Humility is the only possible disposition of the Christian who truly understands the Gospel, that they are sinners saved by grace through faith and that not of themselves, it is the gift of God, that no one should boast. The same seed of sin in them is in even the worst of sinners, but a salvation given to them by God through faith in Christ as a gift and not due to any merit in them whatsoever – they have no merit; their wage is God’s eternal wrath – this realization brings us low, breaks us before God, that we dare not look up to heaven, but earnestly beat our chest and plead with God, “Be merciful to me a sinner!” And Christ assures us, we shall go home justified, and in time, exalted as adopted children of God in Christ to His glory.
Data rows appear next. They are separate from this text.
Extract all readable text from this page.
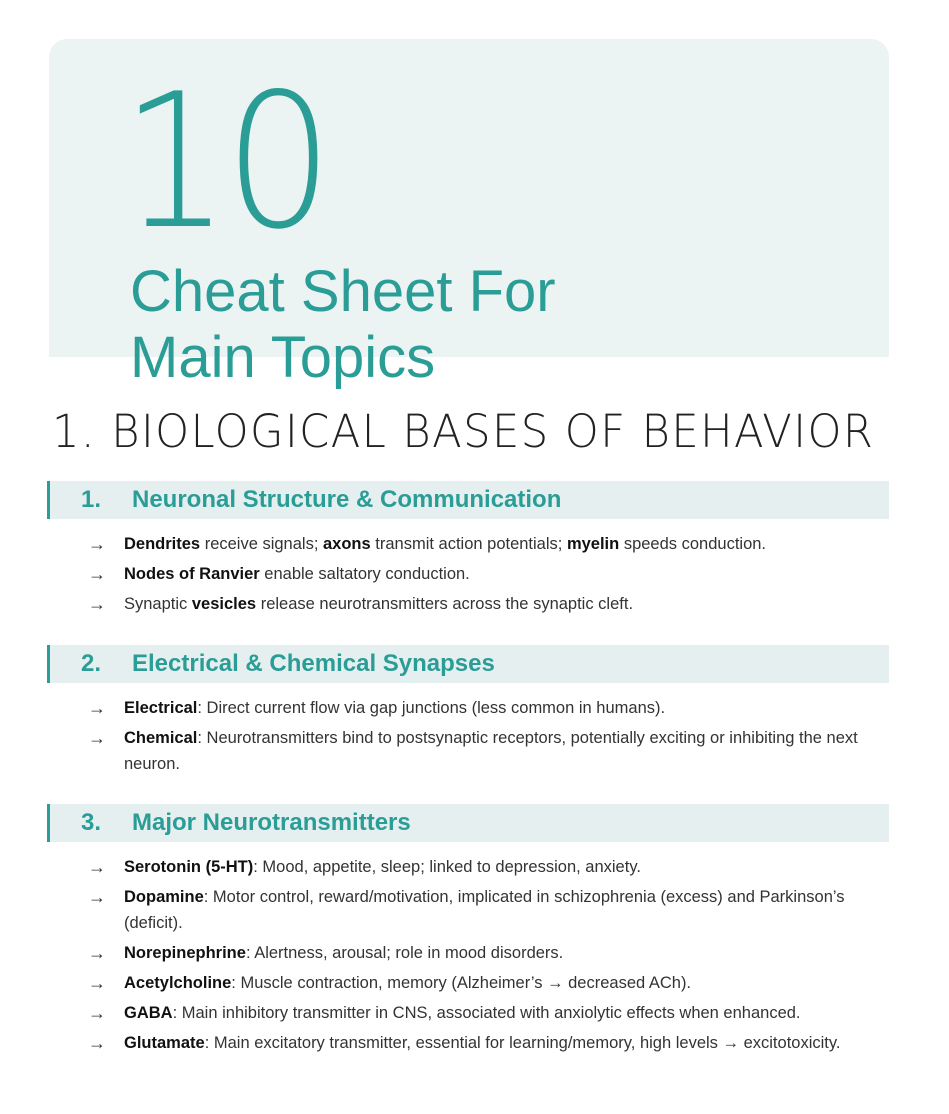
10
Cheat Sheet For
Main Topics
1. BIOLOGICAL BASES OF BEHAVIOR
1. Neuronal Structure & Communication
→ Dendrites receive signals; axons transmit action potentials; myelin speeds conduction.
→ Nodes of Ranvier enable saltatory conduction.
→ Synaptic vesicles release neurotransmitters across the synaptic cleft.
2. Electrical & Chemical Synapses
→ Electrical: Direct current flow via gap junctions (less common in humans).
→ Chemical: Neurotransmitters bind to postsynaptic receptors, potentially exciting or inhibiting the next neuron.
3. Major Neurotransmitters
→ Serotonin (5-HT): Mood, appetite, sleep; linked to depression, anxiety.
→ Dopamine: Motor control, reward/motivation, implicated in schizophrenia (excess) and Parkinson’s (deficit).
→ Norepinephrine: Alertness, arousal; role in mood disorders.
→ Acetylcholine: Muscle contraction, memory (Alzheimer’s → decreased ACh).
→ GABA: Main inhibitory transmitter in CNS, associated with anxiolytic effects when enhanced.
→ Glutamate: Main excitatory transmitter, essential for learning/memory, high levels → excitotoxicity.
May we who know Christ wear gladly the badge of a bondservant. May humility characterize us that God may be exalted. Let us not be a hindrance to others coming to Christ because of sinful self-exaltation; rather, abase yourself constantly, know the horror of your sin, and the wonder of God’s salvation, and by this disposition, help others to see the surpassing value of Christ Jesus our Lord. Do not wait to be humbled before God, for then it may be to late, and you will find yourself humbled in horror of His glory; be humbled now, that through faith in Christ, Christ will declare to you, “go home justified…you shall be exalted in Me in eternal life.”